DOCTOR: There are winds coursing through her body, currents that break against barriers. These vortices are in her blood -- the last spendings of an imperfect heart. Between the chambers of her heart, long, long before she was born, a wind had come and blown open a deep gate that must never be opened. Through it charged the full waters of her river.

TOOMEY: Rather mystical-sounding language to describe a hole in her heart, but accurate nonetheless. Advocates of Tibetan medicine say these insights come from centuries of empirical observation. Again, Eliot Tokar.

TOKAR: So, Tibetan doctors are scientists who have developed this very detailed and complex understanding of what the human body is, how it's composed, and then how disease can arise and how it should be treated.

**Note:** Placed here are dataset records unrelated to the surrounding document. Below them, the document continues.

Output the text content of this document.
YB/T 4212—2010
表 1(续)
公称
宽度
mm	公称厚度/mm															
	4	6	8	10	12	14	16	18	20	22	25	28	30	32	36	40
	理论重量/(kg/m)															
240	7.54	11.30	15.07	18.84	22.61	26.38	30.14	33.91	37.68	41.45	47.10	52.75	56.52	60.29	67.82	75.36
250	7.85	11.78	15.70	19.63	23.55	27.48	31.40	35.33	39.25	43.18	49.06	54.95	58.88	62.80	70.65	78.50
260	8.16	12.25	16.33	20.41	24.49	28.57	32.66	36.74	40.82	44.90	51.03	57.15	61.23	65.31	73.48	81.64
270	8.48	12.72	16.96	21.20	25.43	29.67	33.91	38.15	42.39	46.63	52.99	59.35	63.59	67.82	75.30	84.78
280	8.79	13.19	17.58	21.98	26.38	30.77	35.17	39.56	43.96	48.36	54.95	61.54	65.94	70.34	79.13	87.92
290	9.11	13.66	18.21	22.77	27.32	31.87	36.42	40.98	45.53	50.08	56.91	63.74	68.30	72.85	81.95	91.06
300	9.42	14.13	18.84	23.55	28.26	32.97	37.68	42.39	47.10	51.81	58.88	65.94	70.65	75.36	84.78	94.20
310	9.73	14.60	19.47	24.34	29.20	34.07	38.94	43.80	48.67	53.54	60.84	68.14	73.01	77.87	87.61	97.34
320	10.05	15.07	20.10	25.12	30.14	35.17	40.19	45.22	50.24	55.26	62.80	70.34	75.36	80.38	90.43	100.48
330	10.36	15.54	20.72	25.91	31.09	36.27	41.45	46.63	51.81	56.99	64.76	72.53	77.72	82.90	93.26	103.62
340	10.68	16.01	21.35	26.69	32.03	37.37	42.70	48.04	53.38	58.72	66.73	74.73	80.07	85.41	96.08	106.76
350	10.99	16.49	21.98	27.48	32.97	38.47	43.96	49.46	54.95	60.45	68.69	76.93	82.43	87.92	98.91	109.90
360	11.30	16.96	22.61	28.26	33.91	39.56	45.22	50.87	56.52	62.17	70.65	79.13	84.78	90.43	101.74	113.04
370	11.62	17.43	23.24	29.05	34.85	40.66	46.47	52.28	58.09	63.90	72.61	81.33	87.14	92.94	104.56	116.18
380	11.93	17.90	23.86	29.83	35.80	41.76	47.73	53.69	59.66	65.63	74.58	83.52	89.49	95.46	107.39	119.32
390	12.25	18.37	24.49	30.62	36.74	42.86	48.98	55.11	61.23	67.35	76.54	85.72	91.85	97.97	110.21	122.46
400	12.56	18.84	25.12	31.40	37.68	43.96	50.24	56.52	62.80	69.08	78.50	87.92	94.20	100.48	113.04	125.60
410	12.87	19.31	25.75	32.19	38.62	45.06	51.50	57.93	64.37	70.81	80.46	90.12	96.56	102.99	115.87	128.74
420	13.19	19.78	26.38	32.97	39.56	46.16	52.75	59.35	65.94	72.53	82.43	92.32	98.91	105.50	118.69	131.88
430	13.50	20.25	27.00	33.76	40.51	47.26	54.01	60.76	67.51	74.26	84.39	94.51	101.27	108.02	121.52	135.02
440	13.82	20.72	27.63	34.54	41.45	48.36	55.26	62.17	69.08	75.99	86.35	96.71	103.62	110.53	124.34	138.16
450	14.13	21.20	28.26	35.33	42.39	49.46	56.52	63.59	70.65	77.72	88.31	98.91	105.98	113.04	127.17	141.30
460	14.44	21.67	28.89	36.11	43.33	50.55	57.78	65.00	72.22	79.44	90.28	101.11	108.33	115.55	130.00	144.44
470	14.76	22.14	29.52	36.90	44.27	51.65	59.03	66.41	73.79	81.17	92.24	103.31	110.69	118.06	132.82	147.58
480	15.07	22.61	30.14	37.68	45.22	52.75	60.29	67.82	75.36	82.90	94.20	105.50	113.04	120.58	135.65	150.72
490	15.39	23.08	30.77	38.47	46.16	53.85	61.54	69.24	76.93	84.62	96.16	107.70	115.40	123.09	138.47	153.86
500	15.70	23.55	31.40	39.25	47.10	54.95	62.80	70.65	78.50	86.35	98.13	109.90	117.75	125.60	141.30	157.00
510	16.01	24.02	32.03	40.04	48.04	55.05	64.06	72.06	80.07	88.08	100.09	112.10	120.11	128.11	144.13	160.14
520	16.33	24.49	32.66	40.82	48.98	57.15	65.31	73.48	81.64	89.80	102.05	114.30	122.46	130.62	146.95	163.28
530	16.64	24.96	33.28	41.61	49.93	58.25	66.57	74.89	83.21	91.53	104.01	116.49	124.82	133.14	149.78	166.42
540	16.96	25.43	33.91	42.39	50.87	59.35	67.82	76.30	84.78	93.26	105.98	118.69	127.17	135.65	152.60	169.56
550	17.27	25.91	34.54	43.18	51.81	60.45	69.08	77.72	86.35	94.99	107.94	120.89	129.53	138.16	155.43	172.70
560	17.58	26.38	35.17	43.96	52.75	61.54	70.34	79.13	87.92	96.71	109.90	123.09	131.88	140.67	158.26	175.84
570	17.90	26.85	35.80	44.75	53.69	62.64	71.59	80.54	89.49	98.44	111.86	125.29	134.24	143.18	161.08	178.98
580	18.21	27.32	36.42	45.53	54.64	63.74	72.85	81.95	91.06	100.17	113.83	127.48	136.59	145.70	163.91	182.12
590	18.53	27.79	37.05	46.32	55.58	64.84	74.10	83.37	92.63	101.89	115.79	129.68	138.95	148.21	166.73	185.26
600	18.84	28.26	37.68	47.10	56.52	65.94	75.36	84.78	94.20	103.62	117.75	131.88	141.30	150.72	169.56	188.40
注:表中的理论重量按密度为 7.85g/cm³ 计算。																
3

TOOMEY: But Tibetan medicine is influenced by more than science. Tensin Choedrak is the personal physician to the Dalai Lama. He says while Tibetan medicine is separate from Buddhism, the two intertwine.

CHOEDRAK: [Speaks in Tibetan]

TRANSLATOR: Of course, certainly if a person has this knowledge on Tibetan Buddhist philosophy, it certainly helps you become a good doctor. Because in Buddhism, its main essence is to have love and compassion for other sentient beings.

TOOMEY: And Tibetan medicine has a distinctly Buddhist take on the true cause of imbalance and illness. These are known as the three poisons of desire, anger, and delusion.

BHUTTI: So sindu 35 [phonetic spelling] is to increase the heat in the stomach. Whatever you eat you will digest nicely.

TOOMEY: Today, Dr. Bhutti has prescribed a number of pills for Annie.

BHUTTI: And then, agar 35 [phonetic spelling] is very, very good for the relaxation, keeping you more relaxed and a happy mood.

ANNIE: Mm hm.

(Pills are gathered)

TOOMEY: As Dr. Bhutti prepares a prescription for Annie's stomach ache and her nerves, she says there are differences between her clients in India and her American patients.

BHUTTI: In India, I find many clients are coming with arthritis, and here I found that most of the, many clients, they come with their depression. (Laughs)

TOOMEY: In Tibetan medicine, pills are a last resort to be used only after changes in behavior and diet have failed. So in the case of depression, Dr. Bhutti's advice is simple, one might even say simplistic. But as Americans, perhaps it might do us some good to hear these guidelines. First, Dr. Bhutti says, maintain good family relationships.

BHUTTI: And sitting in a calm place, not listening to any bad news, drinking some wine, nice wine. That way, depression will less, less, less.

TOOMEY: Annie says after about a year of treatment, she's feeling better.

ANNIE: It is true that I am less depleted, and I am on the whole less emotional. I think they call it less wind. I have a ways to go.

TOOMEY: Both Annie and her doctor say they're pleased with her gradual progress. That's because in the philosophy of Tibetan medicine, it can take a long time to achieve balance. For Living on Earth, I'm Diane Toomey.

MAN: Some more chempo [phonetic spelling]?

BHUTTI: Yes, some more chempo [phonetic spelling], yes.